Due to the errors in Elastic Compute Service (ECS) OpenAPI on February 23, 2021, IP addresses allocated to pods that were created on this day may be invalid. As a result, the pods may become inaccessible. Only ACK clusters that run Terway in exclusive ENI mode or inclusive ENI mode are affected. We recommend that you perform the following steps to check for pods that have this issue and then fix the issue:

Procedure

Step 1: Run a script to scan nodes

Run the following script on each node:
#!/bin/bash
set -e
err(){
    echo "error at line $1"
}
trap 'err $LINENO' ERR
check(){
    cid=$1
    pid=$(docker inspect $cid -f '{{.State.Pid}}')
    if [ -z "$pid" ]; then
        echo 'cannot get pid from container $cid'
        return 1
    fi
    nsenter -t $pid -n curl -s --connect-timeout 4 100.100.100.200 -o /dev/null
}
for line in $(docker ps|grep -v k8s_POD|awk '$NF~/^k8s_/{print $1"_"$NF}'|awk -F_ '{print $1"_"$3"_"$4"_"$5}')
do
    IFS=_ read cid cname pod namespace <<< $line
    if ! check $cid; then
        echo "pod $namespace/$pod has connectivity issues"
    fi
    if [[ "$cname" == "terway" && "$namespace" == "kube-system"  && "$pod" =~ ^(terway-|terway-eniip-|terway-eni-) ]]; then
        terway_container=$cid
    fi
done
if [ -n "$terway_container" ]; then
   for pod in $(docker exec -it $terway_container terway-cli mapping|sed -r "s/\x1B\[([0-9]{1,3}(;[0-9]{1,2})?)?[mGK]//g"|awk '$3=="X"{print $1}')
   do
        echo "pod $pod on this host has connectivity issues"
   done
fi

Expected output:

pod *** has connectivity issues

If the preceding output is returned, it indicates that the pod may be assigned an invalid IP address.

Step 2: Recreate the pods that cannot connect to the network

  1. Recreate the pods on nodes where Terway is installed.
    kubectl -n kube-system delete pod -l app=terway 
    kubectl -n kube-system delete pod -l app=terway-eniip
    kubectl -n kube-system delete pod -l app=terway-eni
  2. Recreate the pods that cannot connect to the network.
    • If the pod is created from a Deployment or DaemonSet, you can directly delete the pod.
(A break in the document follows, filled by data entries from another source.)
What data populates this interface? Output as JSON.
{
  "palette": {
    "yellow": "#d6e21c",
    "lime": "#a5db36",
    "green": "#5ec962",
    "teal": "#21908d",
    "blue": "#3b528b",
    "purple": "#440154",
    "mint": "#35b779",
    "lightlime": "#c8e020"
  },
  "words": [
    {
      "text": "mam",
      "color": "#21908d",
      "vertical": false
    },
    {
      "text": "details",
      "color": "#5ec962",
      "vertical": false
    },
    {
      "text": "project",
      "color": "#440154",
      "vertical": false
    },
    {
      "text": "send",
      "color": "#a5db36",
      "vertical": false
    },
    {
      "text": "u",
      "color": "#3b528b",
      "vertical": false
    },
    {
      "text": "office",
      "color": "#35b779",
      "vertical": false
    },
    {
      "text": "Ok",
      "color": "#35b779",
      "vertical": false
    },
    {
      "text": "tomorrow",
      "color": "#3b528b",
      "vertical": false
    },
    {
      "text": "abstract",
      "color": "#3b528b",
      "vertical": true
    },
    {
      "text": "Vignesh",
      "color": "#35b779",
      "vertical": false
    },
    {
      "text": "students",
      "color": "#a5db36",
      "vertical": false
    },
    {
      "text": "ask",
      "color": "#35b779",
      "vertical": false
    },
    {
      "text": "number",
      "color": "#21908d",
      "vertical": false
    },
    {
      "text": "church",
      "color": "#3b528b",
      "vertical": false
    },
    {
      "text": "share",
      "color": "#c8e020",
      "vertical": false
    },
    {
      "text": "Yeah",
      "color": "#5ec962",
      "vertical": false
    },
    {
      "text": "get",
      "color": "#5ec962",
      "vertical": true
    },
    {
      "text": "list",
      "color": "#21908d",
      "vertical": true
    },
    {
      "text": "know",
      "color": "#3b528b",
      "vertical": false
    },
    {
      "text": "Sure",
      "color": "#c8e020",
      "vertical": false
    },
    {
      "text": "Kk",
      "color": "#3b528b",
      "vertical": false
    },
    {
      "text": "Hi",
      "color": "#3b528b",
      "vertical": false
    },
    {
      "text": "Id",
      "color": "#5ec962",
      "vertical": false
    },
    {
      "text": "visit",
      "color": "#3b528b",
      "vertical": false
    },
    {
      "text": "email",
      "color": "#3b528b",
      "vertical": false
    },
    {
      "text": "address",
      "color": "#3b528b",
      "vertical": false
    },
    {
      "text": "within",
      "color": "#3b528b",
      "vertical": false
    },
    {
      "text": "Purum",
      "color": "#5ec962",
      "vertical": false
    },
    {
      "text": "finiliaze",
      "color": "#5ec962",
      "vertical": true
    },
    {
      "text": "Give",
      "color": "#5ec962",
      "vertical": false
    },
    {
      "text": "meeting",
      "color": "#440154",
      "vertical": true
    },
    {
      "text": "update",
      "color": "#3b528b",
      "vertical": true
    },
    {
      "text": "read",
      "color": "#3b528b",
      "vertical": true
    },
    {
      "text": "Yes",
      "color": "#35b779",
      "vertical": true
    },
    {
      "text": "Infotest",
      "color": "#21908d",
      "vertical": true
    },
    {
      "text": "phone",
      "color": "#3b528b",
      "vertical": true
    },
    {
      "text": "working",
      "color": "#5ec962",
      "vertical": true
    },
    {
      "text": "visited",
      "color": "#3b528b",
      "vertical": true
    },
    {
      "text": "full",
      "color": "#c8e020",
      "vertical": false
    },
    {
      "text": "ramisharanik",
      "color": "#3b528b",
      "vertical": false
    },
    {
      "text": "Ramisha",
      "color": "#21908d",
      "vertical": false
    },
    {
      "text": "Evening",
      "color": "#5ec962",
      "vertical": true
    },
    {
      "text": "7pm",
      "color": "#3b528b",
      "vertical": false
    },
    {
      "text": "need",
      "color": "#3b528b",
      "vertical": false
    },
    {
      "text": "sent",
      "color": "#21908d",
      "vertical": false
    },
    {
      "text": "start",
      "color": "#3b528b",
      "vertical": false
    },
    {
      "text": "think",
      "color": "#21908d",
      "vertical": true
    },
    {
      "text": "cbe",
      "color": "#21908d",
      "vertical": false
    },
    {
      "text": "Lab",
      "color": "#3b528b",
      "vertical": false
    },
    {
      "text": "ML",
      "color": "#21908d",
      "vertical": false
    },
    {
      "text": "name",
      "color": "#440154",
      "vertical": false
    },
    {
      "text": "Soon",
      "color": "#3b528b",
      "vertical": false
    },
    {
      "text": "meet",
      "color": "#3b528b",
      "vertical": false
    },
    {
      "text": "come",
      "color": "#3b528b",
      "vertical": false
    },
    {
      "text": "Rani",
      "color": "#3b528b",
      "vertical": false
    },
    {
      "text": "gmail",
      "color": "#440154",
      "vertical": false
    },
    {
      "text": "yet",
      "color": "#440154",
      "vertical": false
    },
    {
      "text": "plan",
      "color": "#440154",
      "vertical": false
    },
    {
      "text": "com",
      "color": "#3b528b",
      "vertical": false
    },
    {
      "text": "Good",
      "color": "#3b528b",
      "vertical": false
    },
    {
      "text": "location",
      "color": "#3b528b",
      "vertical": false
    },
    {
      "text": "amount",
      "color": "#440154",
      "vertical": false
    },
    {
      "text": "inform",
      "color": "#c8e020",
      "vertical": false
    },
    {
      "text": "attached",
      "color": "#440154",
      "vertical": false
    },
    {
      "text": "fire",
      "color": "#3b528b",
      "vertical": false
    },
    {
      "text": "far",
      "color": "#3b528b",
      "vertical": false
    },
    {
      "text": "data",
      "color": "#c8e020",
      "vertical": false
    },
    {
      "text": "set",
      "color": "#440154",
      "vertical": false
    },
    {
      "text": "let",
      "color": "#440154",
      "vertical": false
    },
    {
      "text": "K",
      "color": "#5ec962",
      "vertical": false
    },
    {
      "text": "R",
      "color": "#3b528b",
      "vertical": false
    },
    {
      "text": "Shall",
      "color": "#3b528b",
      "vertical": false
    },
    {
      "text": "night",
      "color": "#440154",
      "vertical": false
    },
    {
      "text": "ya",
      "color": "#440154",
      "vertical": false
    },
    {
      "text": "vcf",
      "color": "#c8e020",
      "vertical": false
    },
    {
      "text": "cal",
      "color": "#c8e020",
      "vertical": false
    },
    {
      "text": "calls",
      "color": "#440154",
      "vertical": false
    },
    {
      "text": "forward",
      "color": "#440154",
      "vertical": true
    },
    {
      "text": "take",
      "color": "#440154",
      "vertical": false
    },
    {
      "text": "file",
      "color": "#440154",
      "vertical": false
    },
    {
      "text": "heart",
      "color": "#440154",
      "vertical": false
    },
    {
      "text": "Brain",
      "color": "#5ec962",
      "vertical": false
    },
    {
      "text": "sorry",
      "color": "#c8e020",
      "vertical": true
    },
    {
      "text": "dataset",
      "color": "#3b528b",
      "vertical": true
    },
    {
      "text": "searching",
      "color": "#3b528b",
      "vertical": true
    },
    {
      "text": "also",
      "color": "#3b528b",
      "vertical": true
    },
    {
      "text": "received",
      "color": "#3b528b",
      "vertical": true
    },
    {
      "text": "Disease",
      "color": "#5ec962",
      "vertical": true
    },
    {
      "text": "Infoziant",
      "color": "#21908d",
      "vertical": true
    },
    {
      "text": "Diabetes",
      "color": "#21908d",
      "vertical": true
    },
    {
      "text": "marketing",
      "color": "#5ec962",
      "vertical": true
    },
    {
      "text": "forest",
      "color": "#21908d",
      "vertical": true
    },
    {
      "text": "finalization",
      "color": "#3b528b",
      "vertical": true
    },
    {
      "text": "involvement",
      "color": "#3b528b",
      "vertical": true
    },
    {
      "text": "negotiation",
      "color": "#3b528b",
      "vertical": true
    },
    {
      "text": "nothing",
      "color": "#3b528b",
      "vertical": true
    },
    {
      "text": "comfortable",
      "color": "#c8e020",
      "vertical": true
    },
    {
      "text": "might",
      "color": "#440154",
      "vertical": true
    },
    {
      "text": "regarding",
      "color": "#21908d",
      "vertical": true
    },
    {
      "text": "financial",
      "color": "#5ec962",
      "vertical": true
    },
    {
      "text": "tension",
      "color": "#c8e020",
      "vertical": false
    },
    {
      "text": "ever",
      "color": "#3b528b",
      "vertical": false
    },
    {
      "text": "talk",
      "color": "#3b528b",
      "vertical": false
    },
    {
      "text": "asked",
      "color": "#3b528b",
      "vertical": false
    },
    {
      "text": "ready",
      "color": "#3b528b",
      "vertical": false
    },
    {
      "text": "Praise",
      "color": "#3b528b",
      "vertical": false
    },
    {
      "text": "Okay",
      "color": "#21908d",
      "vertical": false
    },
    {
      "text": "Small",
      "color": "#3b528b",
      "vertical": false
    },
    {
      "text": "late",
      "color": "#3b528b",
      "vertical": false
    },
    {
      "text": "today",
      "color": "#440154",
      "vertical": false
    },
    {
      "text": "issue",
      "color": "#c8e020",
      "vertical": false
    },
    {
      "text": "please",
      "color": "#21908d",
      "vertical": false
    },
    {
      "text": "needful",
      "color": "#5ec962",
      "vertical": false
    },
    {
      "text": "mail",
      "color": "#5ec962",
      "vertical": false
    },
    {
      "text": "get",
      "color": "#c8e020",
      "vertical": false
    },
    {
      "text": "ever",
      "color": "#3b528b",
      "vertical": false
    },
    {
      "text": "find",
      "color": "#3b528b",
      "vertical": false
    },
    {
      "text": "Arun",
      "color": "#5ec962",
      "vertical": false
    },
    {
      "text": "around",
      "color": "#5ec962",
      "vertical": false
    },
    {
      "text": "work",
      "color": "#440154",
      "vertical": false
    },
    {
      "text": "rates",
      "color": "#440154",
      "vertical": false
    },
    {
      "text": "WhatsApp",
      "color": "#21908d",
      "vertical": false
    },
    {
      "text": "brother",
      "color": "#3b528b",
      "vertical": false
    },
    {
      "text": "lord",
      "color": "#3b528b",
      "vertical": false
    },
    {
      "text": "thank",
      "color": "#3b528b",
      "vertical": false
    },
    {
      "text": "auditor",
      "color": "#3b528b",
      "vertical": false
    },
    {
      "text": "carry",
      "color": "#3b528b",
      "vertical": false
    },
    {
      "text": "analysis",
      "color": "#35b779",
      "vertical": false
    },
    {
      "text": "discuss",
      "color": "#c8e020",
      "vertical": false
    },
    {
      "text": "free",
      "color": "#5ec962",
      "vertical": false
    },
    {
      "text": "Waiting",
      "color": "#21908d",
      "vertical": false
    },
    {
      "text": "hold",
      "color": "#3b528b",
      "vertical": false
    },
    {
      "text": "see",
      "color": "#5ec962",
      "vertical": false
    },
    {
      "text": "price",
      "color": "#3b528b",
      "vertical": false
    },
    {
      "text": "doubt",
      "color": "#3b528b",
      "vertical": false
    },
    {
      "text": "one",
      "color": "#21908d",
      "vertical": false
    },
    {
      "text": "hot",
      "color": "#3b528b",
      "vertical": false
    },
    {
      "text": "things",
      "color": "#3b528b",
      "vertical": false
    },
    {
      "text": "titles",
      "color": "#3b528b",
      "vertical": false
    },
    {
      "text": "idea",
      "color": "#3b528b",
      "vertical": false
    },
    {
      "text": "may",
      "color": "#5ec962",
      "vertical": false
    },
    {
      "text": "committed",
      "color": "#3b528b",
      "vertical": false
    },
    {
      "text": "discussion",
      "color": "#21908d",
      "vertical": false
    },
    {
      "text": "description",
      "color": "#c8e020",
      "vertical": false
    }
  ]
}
Then, the system recreates the pod.
    • If the pod is manually created, you must delete the pod and recreate it.
Note The preceding script is executed to reload the Terway plug-in on nodes where the pods cannot connect to the network. After the script is executed, you can perform the operations in Step 1: Run a script to scan nodes again to check whether the cluster works as expected. If the issue persists, Submit a ticket.